Consciousness in Artificial Intelligence: New Insights from Neuroscience

A new interdisciplinary report, which counts as one of its co-authors, Yoshua Bengio, the Turing Award winner, examines whether current or near-future artificial intelligence (AI) systems could be conscious, drawing on scientific theories about the basis of consciousness in the human brain. The paper doesn’t claim that existing AI is conscious, but it does suggest there are no “obvious technical barriers” to building such systems.

The report proposes that progress can be made on the perplexing issue of machine consciousness by looking at neuroscientific theories which enjoy empirical support and describe the functions associated with consciousness in humans. The authors argue that if a philosophical position called “computational functionalism” is correct – the idea that performing certain computations is sufficient for consciousness regardless of the substrate – then similar computations could also give rise to consciousness in AI systems.

Indicator Properties

The report surveys prominent neuroscientific theories of consciousness, including the “global workspace theory”, the “recurrent processing theory”, and “higher-order” theories. From these theories, the authors derive a list of “indicator properties” of consciousness, such as using algorithmic recurrence, metacognitive monitoring to distinguish signal from noise, and modelling sensorimotor contingencies. They suggest current machine learning techniques could be used to construct systems exhibiting these properties.

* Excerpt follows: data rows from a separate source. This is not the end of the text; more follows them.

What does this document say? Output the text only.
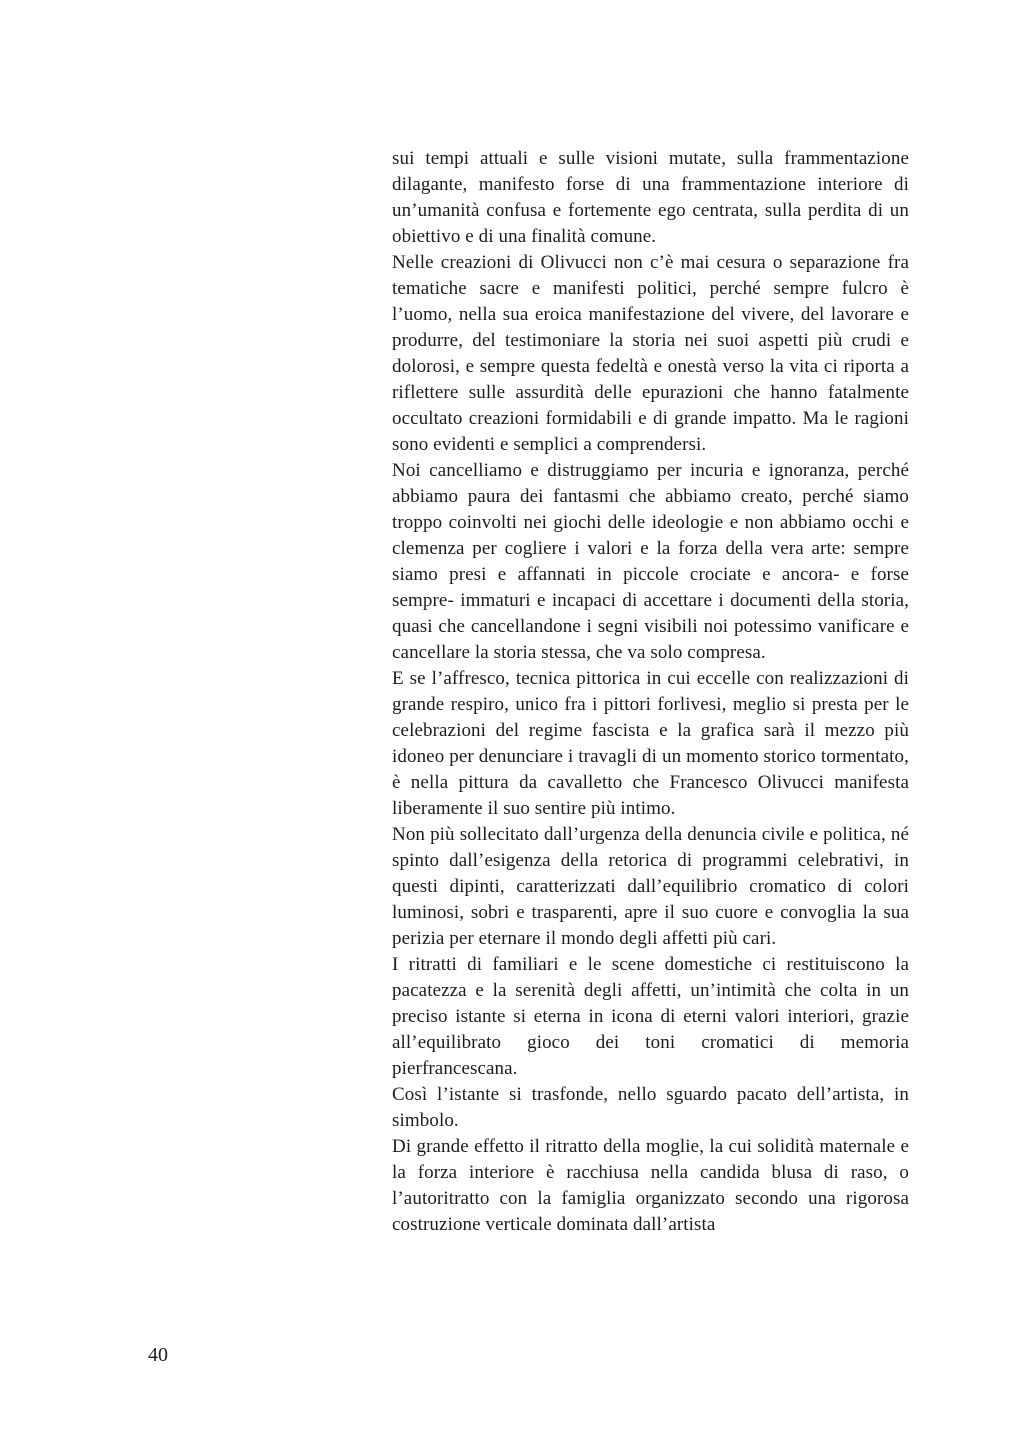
sui tempi attuali e sulle visioni mutate, sulla frammentazione dilagante, manifesto forse di una frammentazione interiore di un’umanità confusa e fortemente ego centrata, sulla perdita di un obiettivo e di una finalità comune.

Nelle creazioni di Olivucci non c’è mai cesura o separazione fra tematiche sacre e manifesti politici, perché sempre fulcro è l’uomo, nella sua eroica manifestazione del vivere, del lavorare e produrre, del testimoniare la storia nei suoi aspetti più crudi e dolorosi, e sempre questa fedeltà e onestà verso la vita ci riporta a riflettere sulle assurdità delle epurazioni che hanno fatalmente occultato creazioni formidabili e di grande impatto. Ma le ragioni sono evidenti e semplici a comprendersi.

Noi cancelliamo e distruggiamo per incuria e ignoranza, perché abbiamo paura dei fantasmi che abbiamo creato, perché siamo troppo coinvolti nei giochi delle ideologie e non abbiamo occhi e clemenza per cogliere i valori e la forza della vera arte: sempre siamo presi e affannati in piccole crociate e ancora- e forse sempre- immaturi e incapaci di accettare i documenti della storia, quasi che cancellandone i segni visibili noi potessimo vanificare e cancellare la storia stessa, che va solo compresa.

E se l’affresco, tecnica pittorica in cui eccelle con realizzazioni di grande respiro, unico fra i pittori forlivesi, meglio si presta per le celebrazioni del regime fascista e la grafica sarà il mezzo più idoneo per denunciare i travagli di un momento storico tormentato, è nella pittura da cavalletto che Francesco Olivucci manifesta liberamente il suo sentire più intimo.

Non più sollecitato dall’urgenza della denuncia civile e politica, né spinto dall’esigenza della retorica di programmi celebrativi, in questi dipinti, caratterizzati dall’equilibrio cromatico di colori luminosi, sobri e trasparenti, apre il suo cuore e convoglia la sua perizia per eternare il mondo degli affetti più cari.

I ritratti di familiari e le scene domestiche ci restituiscono la pacatezza e la serenità degli affetti, un’intimità che colta in un preciso istante si eterna in icona di eterni valori interiori, grazie all’equilibrato gioco dei toni cromatici di memoria pierfrancescana.

Così l’istante si trasfonde, nello sguardo pacato dell’artista, in simbolo.

Di grande effetto il ritratto della moglie, la cui solidità maternale e la forza interiore è racchiusa nella candida blusa di raso, o l’autoritratto con la famiglia organizzato secondo una rigorosa costruzione verticale dominata dall’artista

40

The report also examines whether any existing AI systems possess these indicator properties, considering large language models, a reinforcement learning agent controlling a simulated rodent, and other cases. The analysis illustrates how the indicator properties can be used to evaluate systems, but does not find strong evidence that current systems meet the conditions for consciousness.

A key conclusion is that conscious AI may be possible in the near term, perhaps within decades, if computational functionalism is true. The report stresses the need for further interdisciplinary research, given the profound implications of conscious AI. It also emphasises that we must consider the possibility of consciousness when developing increasingly capable AI systems.

The authors also point to two significant risks: under-attributing and over-attributing consciousness to AI. The former risk could lead to a situation where we create conscious AIs without recognizing them as such, while the latter could result in unjustly attributing consciousness where there is none.

The report represents a significant advance in rigorous, empirically-grounded analysis of machine consciousness. While not ruling out the possibility of conscious AI, the authors illustrate that we are not there yet. But we may be closer than many imagine.